Here comes Dream Machine that promises text-realistic AI videos. Our test

The release of the new text-to-video artificial intelligence is part of a burgeoning landscape in the field of generative artificial intelligence

14 June 2024

4' min read

Californian start-up Luma AI has unveiled Dream Machine, a visual storytelling tool that uses artificial intelligence to create videos that are made from textual prompts, thus allowing the content and style of the video to be defined. In short, realistic videos from simple textual descriptions (text to video), as already done by more renowned competitors such as OpenAI's Sora, Stable Diffusion and Sintesi.

As with competitors, the content generated by the artificial intelligence is immediate and can start from any description, for example, 'show me a young girl walking in the rain in Times Square'. The system, thanks to the instructions entered in the prompt, generates in a few minutes a five-second video that faithfully reproduces the described scene. In addition, Dream Machine also allows you to upload images to be animated, always accompanied by a prompt, thus allowing for extreme customisation.

The big news about Luma AI, which differentiates it from its competitors, is that it can be used for free, simply by registering on the Luma AI website. Of course, without a subscription there are limits, which currently lie in the ability to generate 30 videos in a month and the presence of a watermark. If one wishes to have more freedom, one can decide to join the paid plans, starting with the $29.99 Standard plan, which will allow one to generate up to 120 videos in a month. Videos can be downloaded to the PC or even to smartphones.

Our test

It was easy to put Dream machine to the test. We made the first attempt starting with a photo, specifically Silvia Gottardi of Cicliste Per Caso cycling along a road in Cilento.

COURTESY Oscar del Cicloturismo

The result generated by Dream Machine is smooth, the shot of the scene has good kinematics with the country behind it realistic. Too bad that the cyclist's movements are rather contrived, along with the bike appearing without some frame details. The result is not the best and the video can certainly be improved.

Silvia Gottardi di Cicliste Per Caso che percorre in bicicletta una strada in Cilento.

Not content with a first attempt, starting with this black and white photo of two crows on a branch, we wanted to give Dream Machina a second chance:

Specifically, we asked him: 'animate the image by making the crow below fly over the branch of the crow above, which flies away in the meantime'. Here is the result:

“Anima l’immagine facendo volare il corvo di sotto, sul ramo del corvo di sopra, che nel frattempo vola via

At first glance, the result looks more convincing than the first video, but the scene then turns out to be different from the one described in the instruction prompt (animate the image by flying the raven below, on the branch of the raven above, which meanwhile flies away). Moreover, the third crow that bursts onto the scene has a decidedly disproportionate wingspan.

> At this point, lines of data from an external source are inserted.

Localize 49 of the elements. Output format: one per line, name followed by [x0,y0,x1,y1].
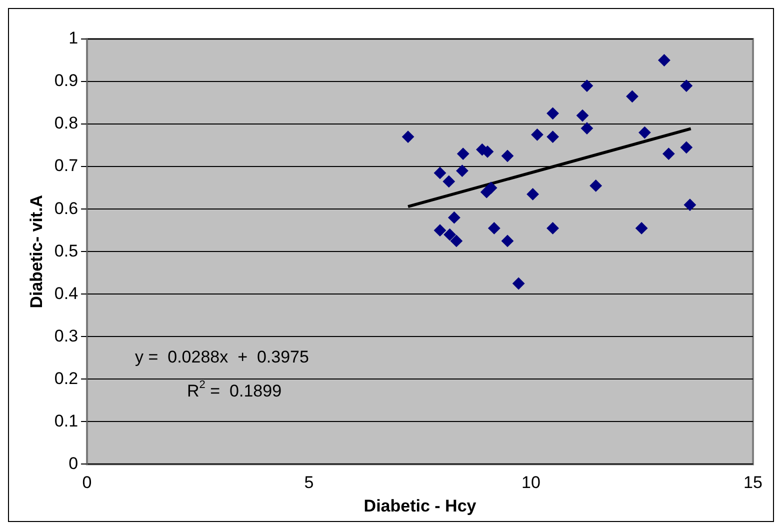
point [448,212,460,224]
y-tick-label: 0.1 [54,411,78,430]
point [434,224,446,236]
point [546,107,559,120]
y-tick-label: 1 [68,28,78,48]
point [501,234,514,247]
point [501,150,514,162]
point [580,122,593,134]
point [434,166,446,179]
point [531,128,544,141]
point [488,222,500,234]
point [546,130,559,143]
y-axis-title: Diabetic- vit.A [26,194,46,308]
point [450,234,462,247]
point [590,180,602,192]
point [636,222,648,234]
y-tick-label: 0.8 [54,114,78,133]
y-tick-label: 0.2 [54,368,78,388]
point [680,80,692,92]
y-tick-label: 0.5 [54,241,78,260]
x-tick-label: 15 [744,473,762,492]
point [684,198,696,211]
point [546,222,559,234]
x-axis-title: Diabetic - Hcy [364,496,477,516]
x-tick-label: 5 [304,473,314,492]
point [638,126,651,139]
point [485,182,498,194]
point [457,148,470,160]
point [456,164,468,177]
y-tick-label: 0.3 [54,326,78,346]
point [680,141,692,154]
y-tick-label: 0.6 [54,198,78,218]
point [658,54,670,66]
point [512,277,525,290]
x-tick-label: 0 [82,473,92,492]
y-tick-label: 0.7 [54,156,78,176]
point [402,130,414,143]
point [626,90,638,102]
point [442,175,455,188]
y-tick-label: 0.4 [54,284,78,303]
y-tick-label: 0.9 [54,71,78,90]
y-tick-label: 0 [68,454,78,473]
x-tick-label: 10 [522,473,540,492]
point [444,228,456,241]
point [662,148,675,160]
point [580,80,593,92]
point [526,188,539,200]
annotation: y = 0.0288x + 0.3975 [135,348,309,367]
point [576,110,589,122]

Finally, for the sake of completeness, we asked Dream Machine to generate a video from scratch from a textual description. Specifically, we wanted to refer to a video 'of an Asian girl with short hair, walking in the rain in Times Square New York'. We added that we wanted her to wear a blue dress and that she was wearing headphones. 'The scene is nocturnal and the girl is NOT wearing an umbrella'. The Dream Machine artificial intelligence processing took less than the other videos above, still in the order of a couple of minutes.

Ragazza asiatica con i capelli corti, che cammina sotto la pioggia a Times Square New York

The kinematics of the scene are tasteful. Starting from a generic description, Ai has chosen to film the girl from three quarters, from behind and moving her head, showing us her profile. Too bad the result appears decidedly inconsistent with the prompt and rather contrived. He is carrying an umbrella (and we told him he didn't have to carry it), his hand appears abnormally turned, and the scene has some decidedly conspicuous hallucinations, such as the car passing by with the umbrella on it. As with photos, hands also represent the biggest challenge for the artificial intelligence that generates videos, as its representation is not always in line with expectations.

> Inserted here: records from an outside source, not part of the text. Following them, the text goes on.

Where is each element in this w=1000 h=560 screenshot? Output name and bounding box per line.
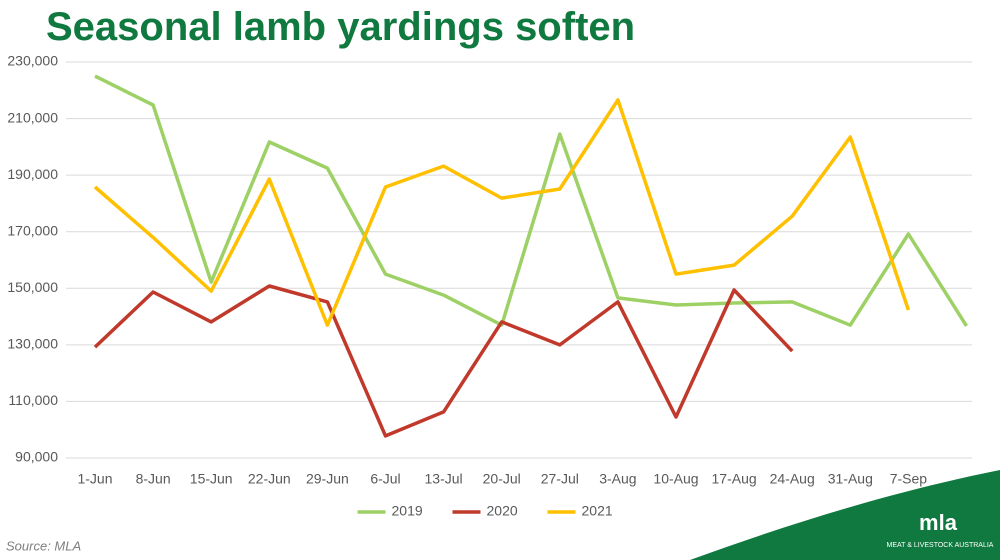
- x-tick-label: 17-Aug: [712, 471, 757, 487]
- logo-wedge: [690, 470, 1000, 560]
- y-tick-label: 190,000: [7, 166, 58, 182]
- x-tick-label: 24-Aug: [770, 471, 815, 487]
- x-tick-label: 13-Jul: [425, 471, 463, 487]
- series-line: [94, 74, 968, 327]
- x-tick-label: 7-Sep: [890, 471, 928, 487]
- y-tick-label: 170,000: [7, 222, 58, 238]
- legend-label: 2020: [487, 503, 518, 519]
- chart-title: Seasonal lamb yardings soften: [46, 5, 635, 49]
- logo-tagline: MEAT & LIVESTOCK AUSTRALIA: [887, 542, 994, 549]
- x-tick-label: 3-Aug: [599, 471, 636, 487]
- legend-label: 2019: [392, 503, 423, 519]
- x-tick-label: 10-Aug: [653, 471, 698, 487]
- x-tick-label: 6-Jul: [370, 471, 400, 487]
- x-tick-label: 15-Jun: [190, 471, 233, 487]
- x-tick-label: 22-Jun: [248, 471, 291, 487]
- x-tick-label: 27-Jul: [541, 471, 579, 487]
- series-line: [93, 284, 794, 438]
- series-line: [93, 98, 911, 327]
- y-tick-label: 150,000: [7, 279, 58, 295]
- x-tick-label: 20-Jul: [483, 471, 521, 487]
- y-tick-label: 230,000: [7, 53, 58, 69]
- legend-label: 2021: [582, 503, 613, 519]
- x-tick-label: 8-Jun: [136, 471, 171, 487]
- x-tick-label: 29-Jun: [306, 471, 349, 487]
- y-tick-label: 110,000: [8, 392, 58, 408]
- source-note: Source: MLA: [6, 538, 81, 553]
- y-tick-label: 210,000: [7, 109, 58, 125]
- y-tick-label: 130,000: [7, 336, 58, 352]
- logo-name: mla: [919, 510, 958, 535]
- x-tick-label: 31-Aug: [828, 471, 873, 487]
- y-tick-label: 90,000: [15, 449, 58, 465]
- x-tick-label: 1-Jun: [77, 471, 112, 487]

The end result appears decidedly disappointing. These are obviously first attempts. By refining the prompt with more detailed descriptions, Dream Machine will certainly be able to generate more realistic videos. It is a pity, however, that the system does not give the option of refining videos that have already been generated. If you do not like a video, you have to start from scratch with a new prompt.

Sector in turmoil

There is no doubt that the launch of Dream Machine is another brick placed in a market in which start-ups and tech giants compete to develop increasingly sophisticated tools for synthesising realistic images, audio and video from simple textual inputs, aware that the potential of this technology is destined to revolutionise not only the audio-video entertainment sector. Also on the table are important ethical and legal issues related to the creation of Ai-generated video content, as well as potential misuse and abuse, such as the creation of deepfakes.